Присвоение одними труда других – неизбежная составляющая человеческой истории. Оно неотделимо от распределения материальных благ и может быть исключено только там, где каждый потребляет лишь то, что сам производит[1]. Эксплуатация «третьего сословия» элитой бывает явной или анонимной. Меняется лишь то, под каким идеологическим соусом подается это «блюдо». Обычно акцент делают на борьбе с социальной несправедливостью, либо же на повышении эффективности работы общественного механизма и предоставлении каждому максимального количества свобод, прежде всего экономических. На практике же возникает та или иная система контроля за обществом, который осуществляет более или менее узкая группа людей, оказавшихся у рычагов управления. И существенной оказывается не форма этого управления (рыночная, авторитарная, республиканская, монархическая…), даже не то, насколько широк круг, допущенных к власти[2], сколько соответствие ценностных установок представителей элиты объективным потребностям исторического момента. Насколько эти представители нравственно ориентированы, способны широко мыслить, брать на себя ответственность и т.д.

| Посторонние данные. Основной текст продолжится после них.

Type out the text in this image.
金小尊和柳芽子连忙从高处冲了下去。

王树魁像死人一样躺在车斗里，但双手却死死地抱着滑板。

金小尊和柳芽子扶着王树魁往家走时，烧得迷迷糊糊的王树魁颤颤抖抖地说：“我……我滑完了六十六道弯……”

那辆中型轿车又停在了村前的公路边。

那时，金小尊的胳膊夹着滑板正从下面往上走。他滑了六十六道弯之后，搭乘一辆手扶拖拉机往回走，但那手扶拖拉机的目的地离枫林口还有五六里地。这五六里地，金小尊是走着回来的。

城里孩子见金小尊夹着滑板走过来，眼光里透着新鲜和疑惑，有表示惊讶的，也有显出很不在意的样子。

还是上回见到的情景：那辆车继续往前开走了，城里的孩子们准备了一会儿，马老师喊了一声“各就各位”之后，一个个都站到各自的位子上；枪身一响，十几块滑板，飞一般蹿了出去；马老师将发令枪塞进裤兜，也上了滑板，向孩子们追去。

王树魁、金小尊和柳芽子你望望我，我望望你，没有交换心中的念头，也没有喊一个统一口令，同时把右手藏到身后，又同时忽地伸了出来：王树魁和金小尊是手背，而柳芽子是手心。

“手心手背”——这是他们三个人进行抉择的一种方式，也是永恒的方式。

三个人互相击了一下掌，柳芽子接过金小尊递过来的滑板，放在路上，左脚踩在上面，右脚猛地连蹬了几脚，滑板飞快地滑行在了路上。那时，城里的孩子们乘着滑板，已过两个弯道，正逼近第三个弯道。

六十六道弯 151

То, что социализм и капитализм – близнецы-братья убедительно демонстрируют буржуазные Швеция и Норвегия, построившие у себя социально-ответственные (читай «социалистические») общества, а также трансформация, произошедшая с нашей страной, которая после 70 лет распределительного коллективизма (естественно, не касавшегося распределяющих) впала в какой-то допотопный разгул частно-хищнической инициативы, распространившейся и на органы государственной власти.
Революционное брожение можно сравнить с высокой температурой, которая, конечно, отражает кризисный момент в развитии болезни, но сама по себе не свидетельствует ни о выздоровлении больного, ни, тем более о его телесной или ментальной трансформации. Выхлоп перегретых страстей указывает лишь на бездарность правящей элиты, ее непонимание протекающих процессов и привычку скорее симулировать реформы, чем реально их осуществлять. Это с одной стороны. С другой – произошедший социальный взрыв – свидетельство незрелости народа, его неумения консолидироваться на ранних стадиях обострения конфликтов, и обычно характерен для обществ с давней патерналистской историей, привычных к социальному бездействию и иждивенчеству. Увы, – наше из таких.

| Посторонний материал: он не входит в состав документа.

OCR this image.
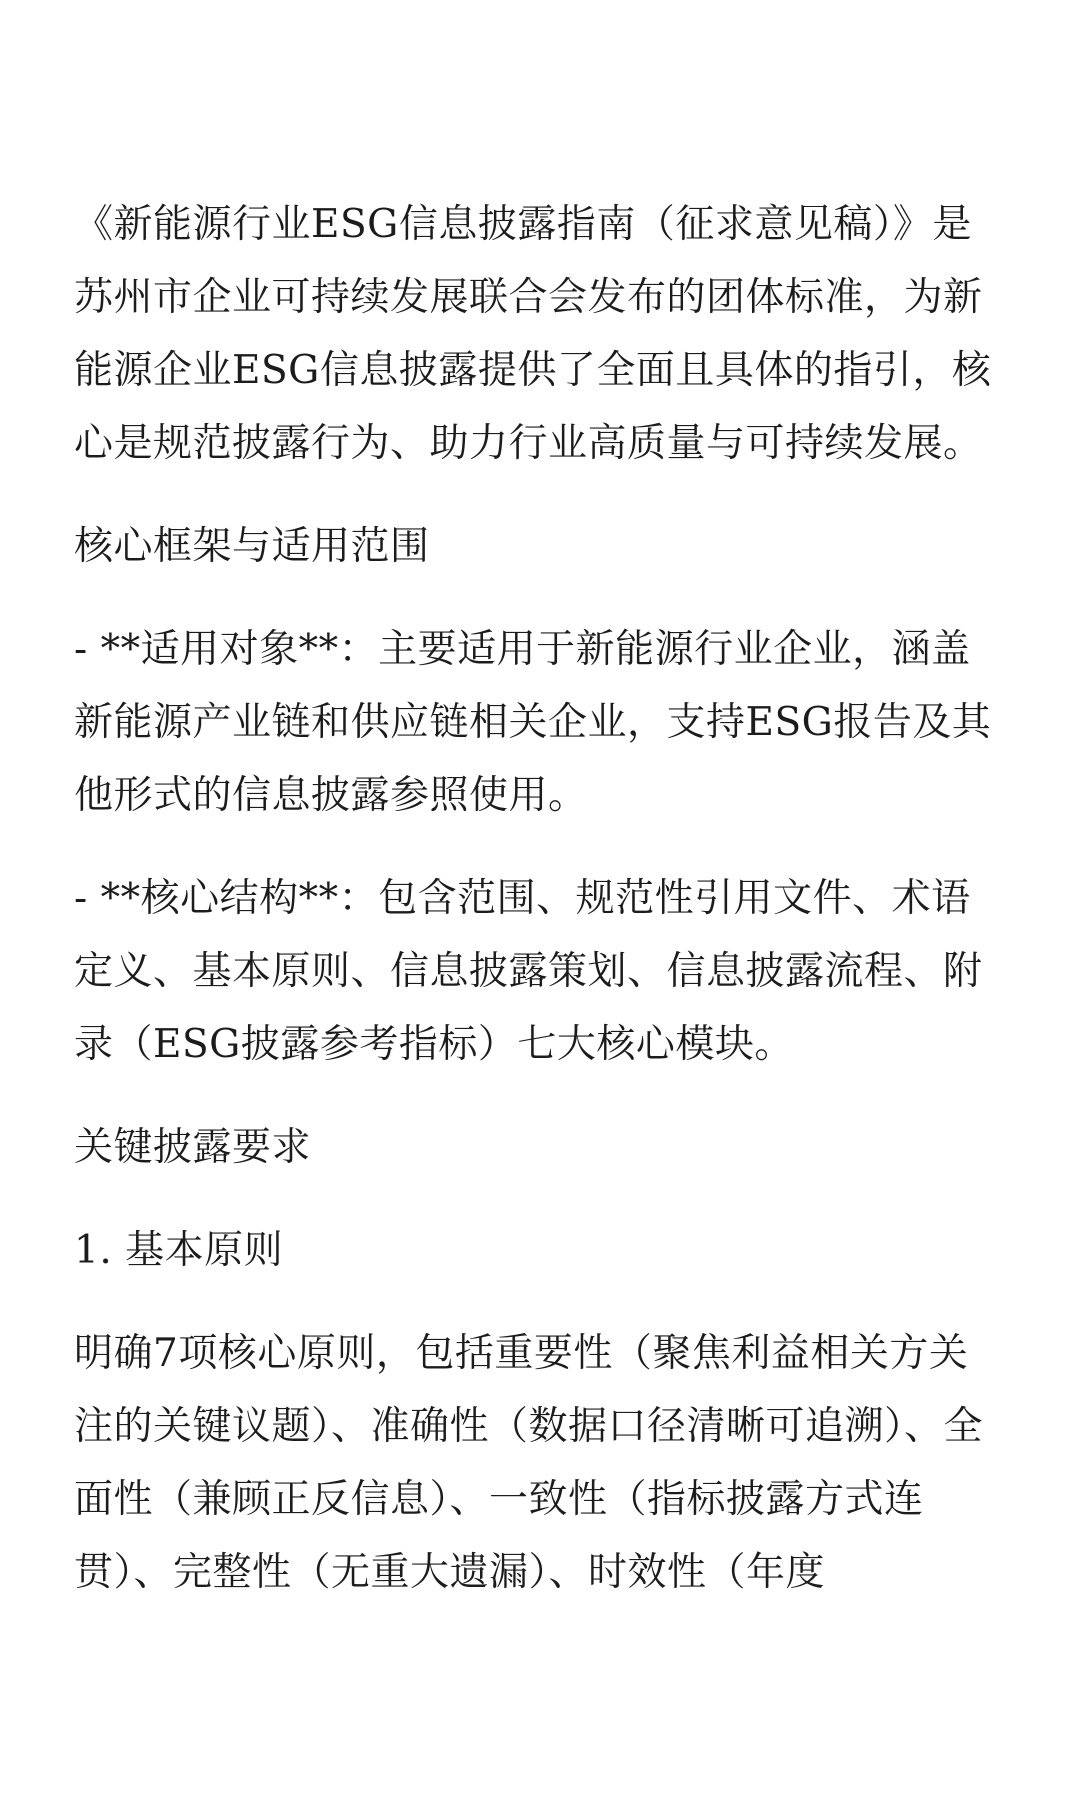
《新能源行业ESG信息披露指南（征求意见稿）》是苏州市企业可持续发展联合会发布的团体标准，为新能源企业ESG信息披露提供了全面且具体的指引，核心是规范披露行为、助力行业高质量与可持续发展。

核心框架与适用范围

- **适用对象**：主要适用于新能源行业企业，涵盖新能源产业链和供应链相关企业，支持ESG报告及其他形式的信息披露参照使用。

- **核心结构**：包含范围、规范性引用文件、术语定义、基本原则、信息披露策划、信息披露流程、附录（ESG披露参考指标）七大核心模块。

关键披露要求

1. 基本原则

明确7项核心原则，包括重要性（聚焦利益相关方关注的关键议题）、准确性（数据口径清晰可追溯）、全面性（兼顾正反信息）、一致性（指标披露方式连贯）、完整性（无重大遗漏）、时效性（年度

Впрочем, угроза социальных бурь для разумной и нетрусливой власти (в России изредка случающейся) – вещь полезная. Именно перед лицом такой угрозы садятся за стол переговоров с оппозицией и, исходя из презумпции ее, оппозиции, политической вменяемости и ответственности (к сожалению, в России наблюдающихся тоже лишь изредка) вырабатывают новые правила игры. В общем случае это помогает. Но у нас, похоже, не тот случай.
Рискну утверждать: никакая власть (если рассматривать это понятие лишь в социальном модусе) не в состоянии сейчас преодолеть накопившиеся проблемы. Ибо корни их залегают глубже той общественной почвы, которую мы пытаемся боронить своими социальными протестами. А вот чтобы понять, почему это так, требуется не политический, а культурологический анализ, приводящий к выводу, что Россия, как и весь остальной мир, сталкивается в настоящий момент с исчерпанием постренессансной парадигмы развития. Ценностные ориентиры современного человека приходят в вопиющие противоречие с тем, что от этого самого человека требуется в плане противостояния экономическим, экологическим, демографическим, информационным и прочим угрозам.
Понять общество, в котором мы живем, можно лишь определившись с типом его ментальности или даже точнее – типом духовности, к которому принадлежит большинство представителей современного человечества. Разговор на эту тему с неизбежностью приводит к постановке антропологической проблемы: что есть человек как специфический феномен, с одной стороны принадлежащий к миру природы, а с другой конструирующий свой особый мир, называемый культурой? С моей точки зрения с исчерпывающей полнотой ответ на этот вопрос дан в христианской традиции, утверждающей, что человек создан по образу и подобию трехипостасного Бога.
Не уходя ни в какие теологические построения, попробуем определиться с этой « трехипостасностью ». Здесь не предвидится особых затруднений, ибо каждый человек, если вдумается, с неизбежностью признает себя одновременно природным существм (биологический уровень), субъектом общественных отношений (социальный уровень) и, наконец, духовным индивидом, пытающимся жить в свете истины (духовно-смысловой уровень)[3]. Это довольно банальное положение требуется дополнить одним важным соображением: уровни или ипостаси нашей человеческой идентичности не редуцируются, не сводятся один к другому. Нельзя вывести нравственные императивы из биологических либо социальных оснований[4], равно как и человеческое общество не есть просто превращенная форма животной стаи. Впрочем, верно и обратное: невозможно разобраться в физиологических процессах, происходящих в теле человека, применяя к ним представления о добре и зле.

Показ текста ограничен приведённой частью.